Each investor must conduct their own independent review of the offering documents and perform their own independent due diligence and should ask for any further information required to make an investment decision. The due diligence undertaken by others (including SeedInvest) can supplement but should not be a substitute for each investor’s own due diligence. You should take the time to understand and analyze the factors of the business that you consider important to your investment.
Factors to consider
Common factors that are reviewed by seasoned investors, that you may wish to include in your own due diligence when you assess a company include:
- Management team backgrounds
- Differentiation and defensibility
- Business model
- Market size and dynamics
- Competitive landscape
- Historical financial performance
- Financial projections
- Unit economics
- Capitalization table
- Use of proceeds
The cornerstone of startup investing is diversification. Diversifying your startup investments across multiple investments can help to spread the risk of losses and improve the likelihood of generating higher overall returns. Individual startup investments are highly risky and should only be made as part of a larger portfolio approach.
Modern portfolio theory suggests that investors should diversify across different asset classes. Early stage investments should generally form no more than 10% of your overall investment portfolio. This type of asset class diversification seeks to minimize the impact of under-performance in a particular asset class. For example, you should invest no more in startups than you can afford to lose.

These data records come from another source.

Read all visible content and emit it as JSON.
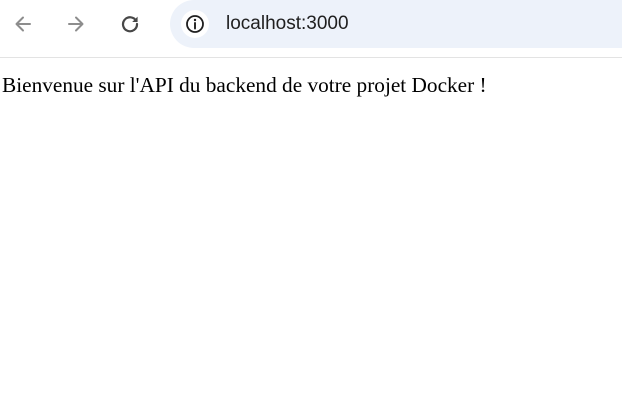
{
  "browser": {
    "nav": {
      "back_icon": "arrow-left-icon",
      "forward_icon": "arrow-right-icon",
      "reload_icon": "reload-icon"
    },
    "address_bar": {
      "site_info_icon": "info-icon",
      "url": "localhost:3000"
    },
    "colors": {
      "omnibox_background": "#edf2fa",
      "icon_disabled": "#8d8d8d",
      "icon_active": "#474747"
    }
  },
  "page": {
    "text": "Bienvenue sur l'API du backend de votre projet Docker !"
  }
}
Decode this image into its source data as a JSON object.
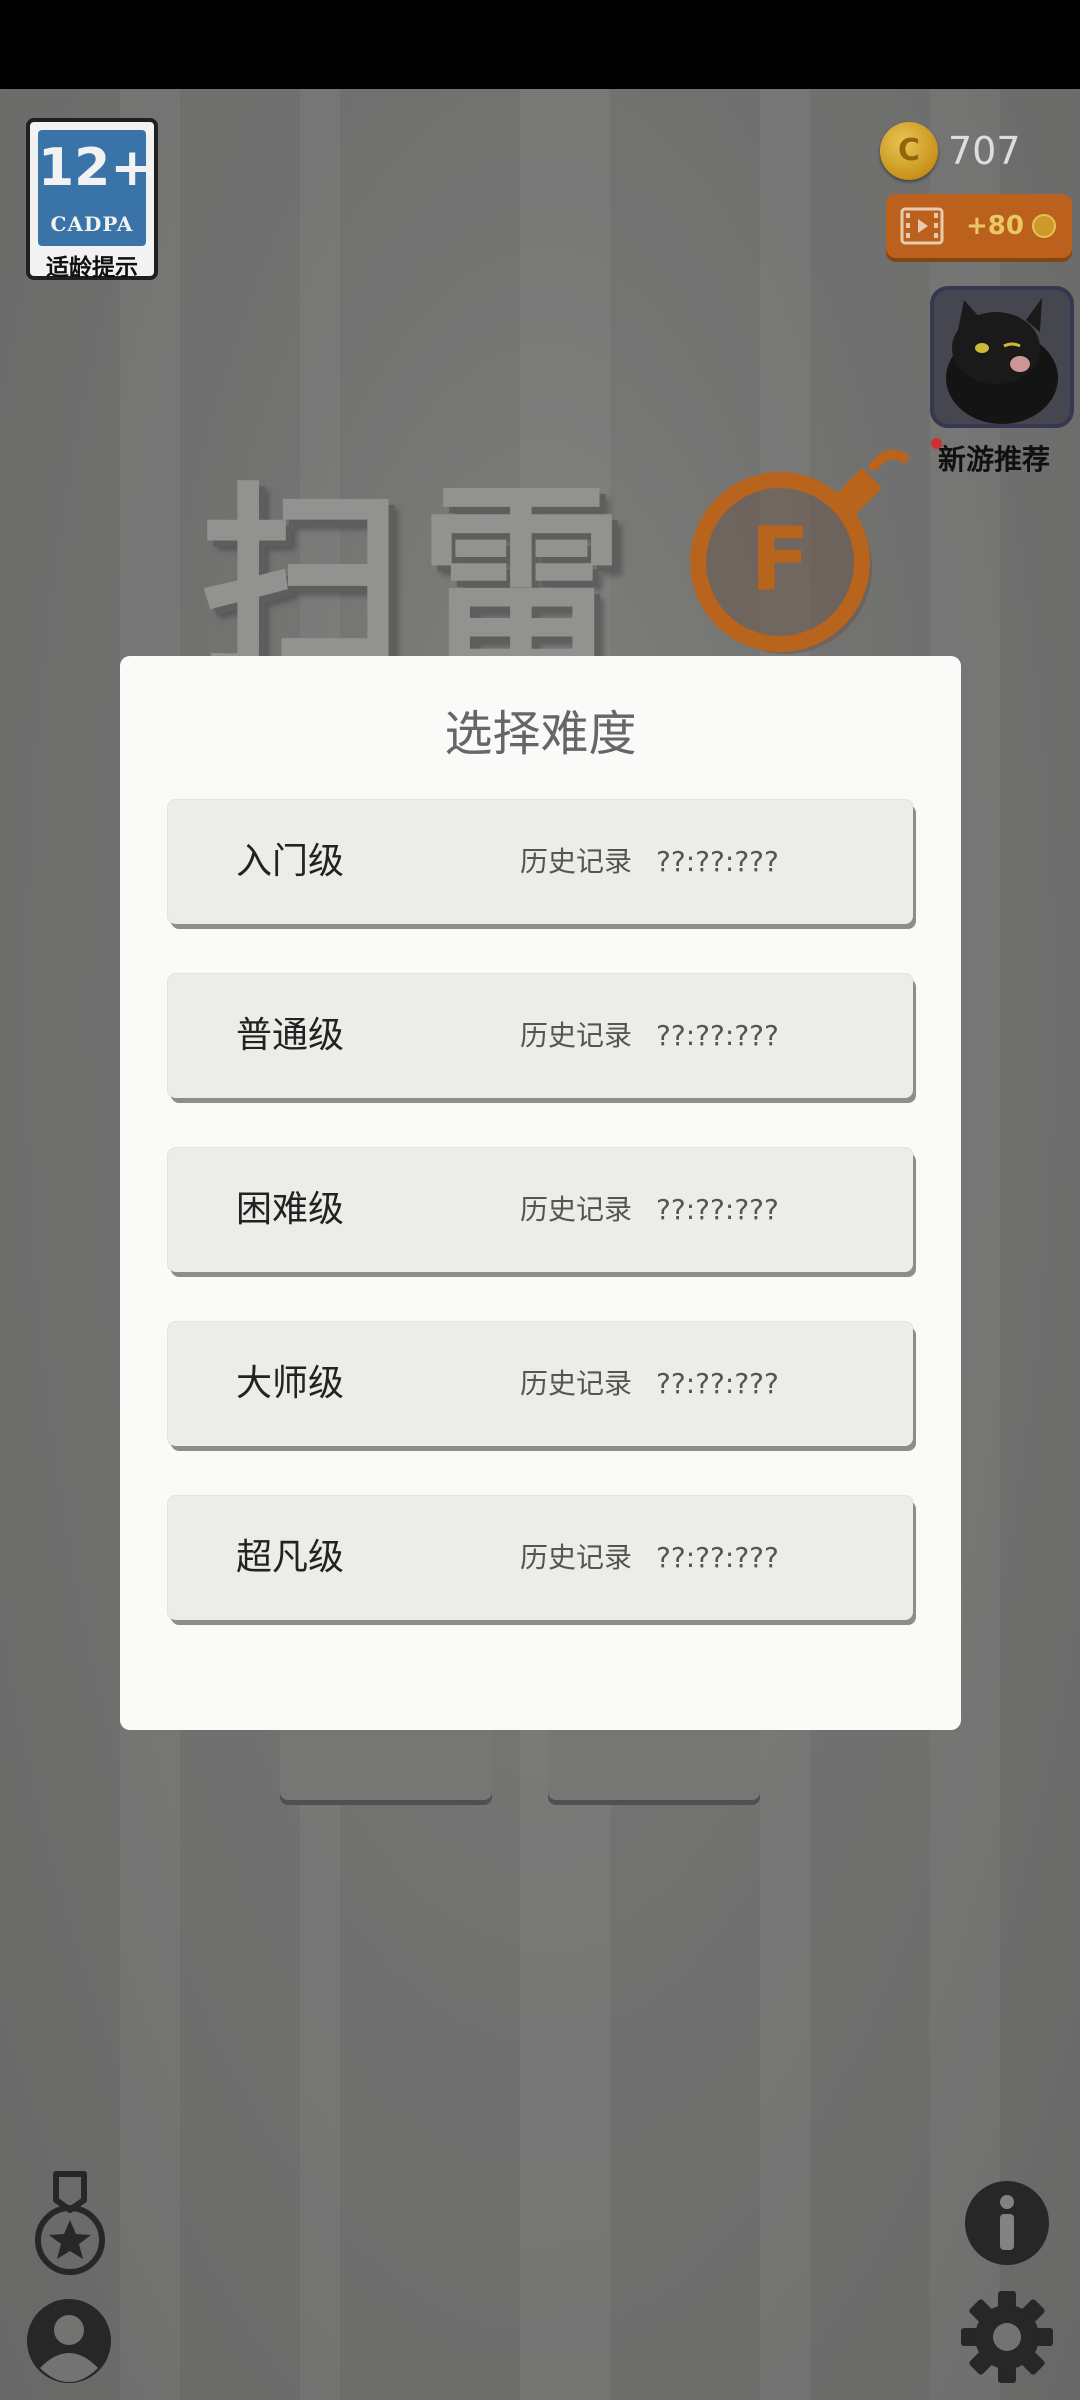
{
  "status_bar": {},
  "age_badge": {
    "rating": "12+",
    "org": "CADPA",
    "caption": "适龄提示"
  },
  "currency": {
    "coins": "707",
    "coin_symbol": "C",
    "video_reward": "+80"
  },
  "new_game": {
    "label": "新游推荐"
  },
  "game_title": {
    "text": "扫雷",
    "logo_letter": "F"
  },
  "dialog": {
    "title": "选择难度",
    "levels": [
      {
        "name": "入门级",
        "history_label": "历史记录",
        "record": "??:??:???"
      },
      {
        "name": "普通级",
        "history_label": "历史记录",
        "record": "??:??:???"
      },
      {
        "name": "困难级",
        "history_label": "历史记录",
        "record": "??:??:???"
      },
      {
        "name": "大师级",
        "history_label": "历史记录",
        "record": "??:??:???"
      },
      {
        "name": "超凡级",
        "history_label": "历史记录",
        "record": "??:??:???"
      }
    ]
  },
  "icons": {
    "medal": "medal-icon",
    "profile": "profile-icon",
    "info": "info-icon",
    "settings": "gear-icon"
  },
  "colors": {
    "accent_orange": "#c6661f",
    "dialog_bg": "#fafaf8",
    "button_bg": "#ecece9",
    "badge_blue": "#3d7ab0"
  }
}
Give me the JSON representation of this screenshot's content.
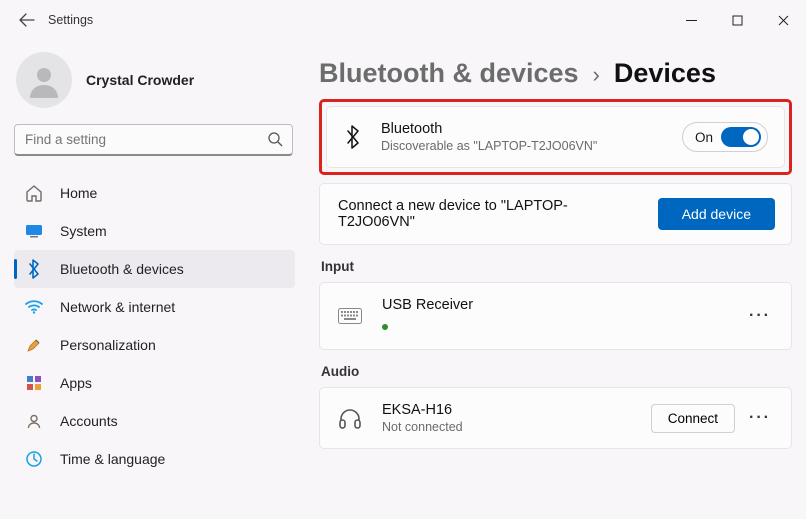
{
  "window": {
    "title": "Settings"
  },
  "user": {
    "name": "Crystal Crowder"
  },
  "search": {
    "placeholder": "Find a setting"
  },
  "nav": {
    "home": "Home",
    "system": "System",
    "bt": "Bluetooth & devices",
    "network": "Network & internet",
    "personal": "Personalization",
    "apps": "Apps",
    "accounts": "Accounts",
    "time": "Time & language"
  },
  "header": {
    "crumb1": "Bluetooth & devices",
    "crumb2": "Devices"
  },
  "bt": {
    "title": "Bluetooth",
    "subtitle": "Discoverable as \"LAPTOP-T2JO06VN\"",
    "toggle_label": "On"
  },
  "adddev": {
    "text": "Connect a new device to \"LAPTOP-T2JO06VN\"",
    "button": "Add device"
  },
  "sections": {
    "input": "Input",
    "audio": "Audio"
  },
  "input_dev": {
    "name": "USB Receiver"
  },
  "audio_dev": {
    "name": "EKSA-H16",
    "status": "Not connected",
    "connect": "Connect"
  }
}
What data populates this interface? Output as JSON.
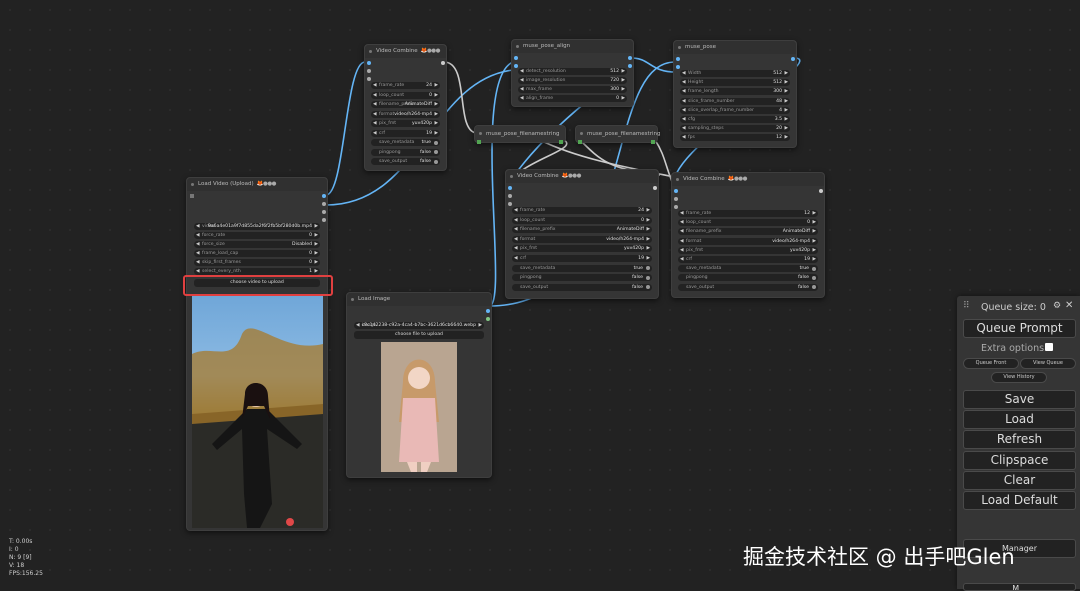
{
  "nodes": {
    "load_video": {
      "title": "Load Video (Upload)",
      "badges": "🦊●●●",
      "widgets": [
        {
          "label": "video",
          "value": "9a6a4e01a9f7d855da2f6f2fb5bf280d0b.mp4"
        },
        {
          "label": "force_rate",
          "value": "0"
        },
        {
          "label": "force_size",
          "value": "Disabled"
        },
        {
          "label": "frame_load_cap",
          "value": "0"
        },
        {
          "label": "skip_first_frames",
          "value": "0"
        },
        {
          "label": "select_every_nth",
          "value": "1"
        }
      ],
      "upload_button": "choose video to upload"
    },
    "load_image": {
      "title": "Load Image",
      "image_value": "c8c142238-c92a-4ca4-b7bc-3621d6cb6640.webp",
      "image_label": "image",
      "upload_button": "choose file to upload"
    },
    "video_combine_1": {
      "title": "Video Combine",
      "badges": "🦊●●●",
      "widgets": [
        {
          "label": "frame_rate",
          "value": "24"
        },
        {
          "label": "loop_count",
          "value": "0"
        },
        {
          "label": "filename_prefix",
          "value": "AnimateDiff"
        },
        {
          "label": "format",
          "value": "video/h264-mp4"
        },
        {
          "label": "pix_fmt",
          "value": "yuv420p"
        },
        {
          "label": "crf",
          "value": "19"
        },
        {
          "label": "save_metadata",
          "value": "true"
        },
        {
          "label": "pingpong",
          "value": "false"
        },
        {
          "label": "save_output",
          "value": "false"
        }
      ]
    },
    "muse_pose_align": {
      "title": "muse_pose_align",
      "widgets": [
        {
          "label": "detect_resolution",
          "value": "512"
        },
        {
          "label": "image_resolution",
          "value": "720"
        },
        {
          "label": "max_frame",
          "value": "300"
        },
        {
          "label": "align_frame",
          "value": "0"
        }
      ]
    },
    "muse_pose": {
      "title": "muse_pose",
      "widgets": [
        {
          "label": "Width",
          "value": "512"
        },
        {
          "label": "Height",
          "value": "512"
        },
        {
          "label": "frame_length",
          "value": "300"
        },
        {
          "label": "slice_frame_number",
          "value": "48"
        },
        {
          "label": "slice_overlap_frame_number",
          "value": "4"
        },
        {
          "label": "cfg",
          "value": "3.5"
        },
        {
          "label": "sampling_steps",
          "value": "20"
        },
        {
          "label": "fps",
          "value": "12"
        }
      ]
    },
    "filenamestring_1": {
      "title": "muse_pose_filenamestring"
    },
    "filenamestring_2": {
      "title": "muse_pose_filenamestring"
    },
    "video_combine_2": {
      "title": "Video Combine",
      "badges": "🦊●●●",
      "widgets": [
        {
          "label": "frame_rate",
          "value": "24"
        },
        {
          "label": "loop_count",
          "value": "0"
        },
        {
          "label": "filename_prefix",
          "value": "AnimateDiff"
        },
        {
          "label": "format",
          "value": "video/h264-mp4"
        },
        {
          "label": "pix_fmt",
          "value": "yuv420p"
        },
        {
          "label": "crf",
          "value": "19"
        },
        {
          "label": "save_metadata",
          "value": "true"
        },
        {
          "label": "pingpong",
          "value": "false"
        },
        {
          "label": "save_output",
          "value": "false"
        }
      ]
    },
    "video_combine_3": {
      "title": "Video Combine",
      "badges": "🦊●●●",
      "widgets": [
        {
          "label": "frame_rate",
          "value": "12"
        },
        {
          "label": "loop_count",
          "value": "0"
        },
        {
          "label": "filename_prefix",
          "value": "AnimateDiff"
        },
        {
          "label": "format",
          "value": "video/h264-mp4"
        },
        {
          "label": "pix_fmt",
          "value": "yuv420p"
        },
        {
          "label": "crf",
          "value": "19"
        },
        {
          "label": "save_metadata",
          "value": "true"
        },
        {
          "label": "pingpong",
          "value": "false"
        },
        {
          "label": "save_output",
          "value": "false"
        }
      ]
    }
  },
  "queue_panel": {
    "title": "Queue size: 0",
    "queue_prompt": "Queue Prompt",
    "extra_options": "Extra options",
    "queue_front": "Queue Front",
    "view_queue": "View Queue",
    "view_history": "View History",
    "save": "Save",
    "load": "Load",
    "refresh": "Refresh",
    "clipspace": "Clipspace",
    "clear": "Clear",
    "load_default": "Load Default",
    "manager": "Manager",
    "more": "M..."
  },
  "stats": {
    "t": "T: 0.00s",
    "i": "I: 0",
    "n": "N: 9 [9]",
    "v": "V: 18",
    "fps": "FPS:156.25"
  },
  "watermark": "掘金技术社区 @ 出手吧Glen",
  "colors": {
    "canvas": "#222222",
    "node": "#353535",
    "link_image": "#64b5f6",
    "link_string": "#cccccc",
    "highlight": "#e04040",
    "slot_green": "#52a552"
  }
}
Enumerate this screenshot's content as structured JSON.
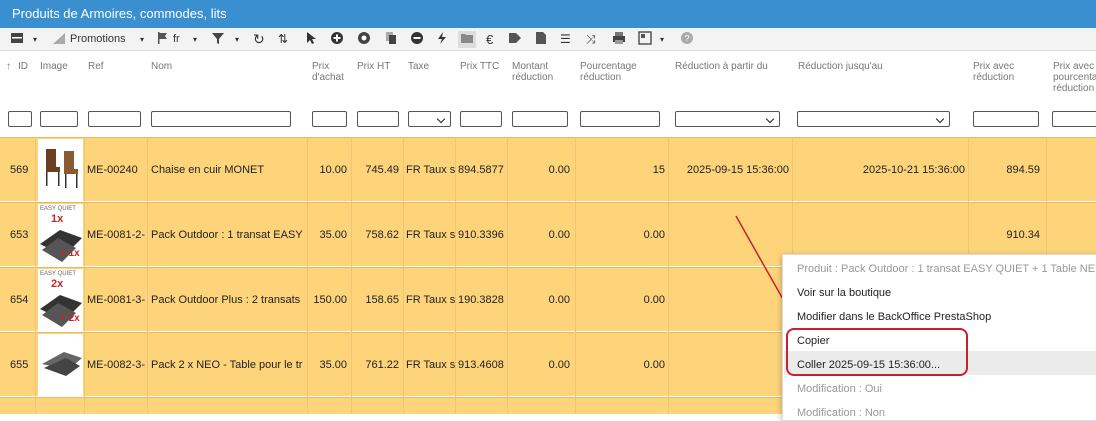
{
  "window": {
    "title": "Produits de Armoires, commodes, lits"
  },
  "toolbar": {
    "promotions_label": "Promotions",
    "lang_label": "fr",
    "icons": [
      "list-icon",
      "percent-icon",
      "flag-icon",
      "filter-icon",
      "refresh-icon",
      "swap-icon",
      "cursor-icon",
      "add-circle-icon",
      "eye-icon",
      "copy-icon",
      "minus-circle-icon",
      "lightning-icon",
      "folder-icon",
      "euro-icon",
      "tags-icon",
      "csv-icon",
      "list-ordered-icon",
      "shuffle-icon",
      "print-icon",
      "layout-icon",
      "help-icon"
    ]
  },
  "columns": {
    "id": "ID",
    "image": "Image",
    "ref": "Ref",
    "nom": "Nom",
    "prix_achat": "Prix d'achat",
    "prix_ht": "Prix HT",
    "taxe": "Taxe",
    "prix_ttc": "Prix TTC",
    "montant_reduction": "Montant réduction",
    "pourcentage_reduction": "Pourcentage réduction",
    "reduction_from": "Réduction à partir du",
    "reduction_to": "Réduction jusqu'au",
    "prix_avec_reduction": "Prix avec réduction",
    "prix_avec_pourcentage": "Prix avec pourcentage réduction"
  },
  "rows": [
    {
      "id": "569",
      "ref": "ME-00240",
      "nom": "Chaise en cuir MONET",
      "prix_achat": "10.00",
      "prix_ht": "745.49",
      "taxe": "FR Taux s",
      "prix_ttc": "894.5877",
      "montant": "0.00",
      "pourcentage": "15",
      "from": "2025-09-15 15:36:00",
      "to": "2025-10-21 15:36:00",
      "prix_red": "894.59",
      "badge": ""
    },
    {
      "id": "653",
      "ref": "ME-0081-2-",
      "nom": "Pack Outdoor : 1 transat EASY",
      "prix_achat": "35.00",
      "prix_ht": "758.62",
      "taxe": "FR Taux s",
      "prix_ttc": "910.3396",
      "montant": "0.00",
      "pourcentage": "0.00",
      "from": "",
      "to": "",
      "prix_red": "910.34",
      "badge": "1x",
      "badge2": "+ 1x",
      "badge_top": "EASY QUIET"
    },
    {
      "id": "654",
      "ref": "ME-0081-3-",
      "nom": "Pack Outdoor Plus : 2 transats",
      "prix_achat": "150.00",
      "prix_ht": "158.65",
      "taxe": "FR Taux s",
      "prix_ttc": "190.3828",
      "montant": "0.00",
      "pourcentage": "0.00",
      "from": "",
      "to": "",
      "prix_red": "",
      "badge": "2x",
      "badge2": "+ 2x",
      "badge_top": "EASY QUIET"
    },
    {
      "id": "655",
      "ref": "ME-0082-3-",
      "nom": "Pack 2 x NEO - Table pour le tr",
      "prix_achat": "35.00",
      "prix_ht": "761.22",
      "taxe": "FR Taux s",
      "prix_ttc": "913.4608",
      "montant": "0.00",
      "pourcentage": "0.00",
      "from": "",
      "to": "",
      "prix_red": "",
      "badge": ""
    }
  ],
  "context_menu": {
    "header": "Produit : Pack Outdoor : 1 transat EASY QUIET + 1 Table NE",
    "items": [
      "Voir sur la boutique",
      "Modifier dans le BackOffice PrestaShop",
      "Copier",
      "Coller 2025-09-15 15:36:00...",
      "Modification : Oui",
      "Modification : Non"
    ]
  },
  "colors": {
    "titlebar": "#3a8fd1",
    "row": "#fed47b",
    "highlight": "#c8202f"
  }
}
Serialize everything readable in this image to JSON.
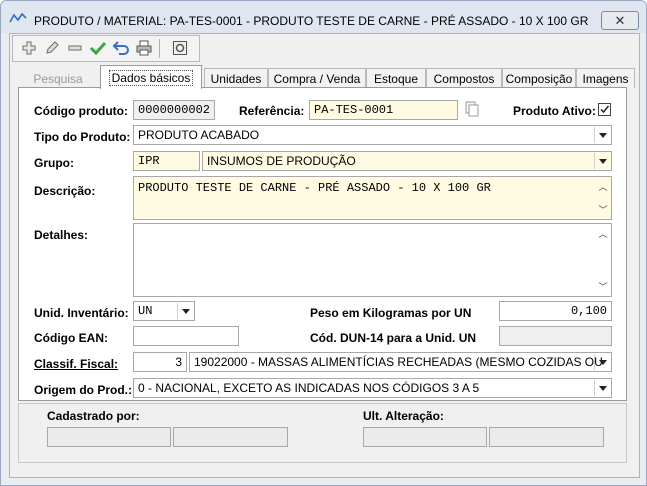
{
  "window": {
    "title": "PRODUTO / MATERIAL: PA-TES-0001 - PRODUTO TESTE DE CARNE - PRÉ ASSADO - 10 X 100 GR",
    "close_glyph": "✕"
  },
  "toolbar": {
    "buttons": [
      {
        "name": "add-icon",
        "color": "#7a7a7a"
      },
      {
        "name": "edit-pencil-icon",
        "color": "#7a7a7a"
      },
      {
        "name": "remove-minus-icon",
        "color": "#7a7a7a"
      },
      {
        "name": "confirm-check-icon",
        "color": "#3aa640"
      },
      {
        "name": "undo-icon",
        "color": "#3a6fc4"
      },
      {
        "name": "print-icon",
        "color": "#555555"
      },
      {
        "name": "exit-icon",
        "color": "#555555"
      }
    ]
  },
  "tabs": [
    {
      "label": "Pesquisa",
      "state": "disabled"
    },
    {
      "label": "Dados básicos",
      "state": "active"
    },
    {
      "label": "Unidades",
      "state": "normal"
    },
    {
      "label": "Compra / Venda",
      "state": "normal"
    },
    {
      "label": "Estoque",
      "state": "normal"
    },
    {
      "label": "Compostos",
      "state": "normal"
    },
    {
      "label": "Composição",
      "state": "normal"
    },
    {
      "label": "Imagens",
      "state": "normal"
    }
  ],
  "form": {
    "codigo_label": "Código produto:",
    "codigo_value": "0000000002",
    "referencia_label": "Referência:",
    "referencia_value": "PA-TES-0001",
    "ativo_label": "Produto Ativo:",
    "ativo_checked": true,
    "tipo_label": "Tipo do Produto:",
    "tipo_value": "PRODUTO ACABADO",
    "grupo_label": "Grupo:",
    "grupo_code": "IPR",
    "grupo_value": "INSUMOS DE PRODUÇÃO",
    "descricao_label": "Descrição:",
    "descricao_value": "PRODUTO TESTE DE CARNE - PRÉ ASSADO - 10 X 100 GR",
    "detalhes_label": "Detalhes:",
    "detalhes_value": "",
    "unid_label": "Unid. Inventário:",
    "unid_value": "UN",
    "peso_label": "Peso em Kilogramas por  UN",
    "peso_value": "0,100",
    "ean_label": "Código EAN:",
    "ean_value": "",
    "dun_label": "Cód. DUN-14 para a Unid.  UN",
    "dun_value": "",
    "classif_label": "Classif. Fiscal:",
    "classif_num": "3",
    "classif_value": "19022000 - MASSAS ALIMENTÍCIAS RECHEADAS (MESMO COZIDAS OU",
    "origem_label": "Origem do Prod.:",
    "origem_value": "0 - NACIONAL, EXCETO AS INDICADAS NOS CÓDIGOS 3 A 5"
  },
  "footer": {
    "cadastrado_label": "Cadastrado por:",
    "alteracao_label": "Ult. Alteração:"
  }
}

Within the early-stage asset class, you may wish to consider diversifying your investments across multiple startups. Investment returns from an individual startup can vary widely, as a result and the overall return of an entire startup portfolio can be driven by a small number of companies within the portfolio. Research from the Kauffman Foundation’s Angel Investor Performance Project found that larger portfolios of startup investments generally performed closer to the mean than smaller portfolios and that larger portfolios also generally performed better than smaller portfolios.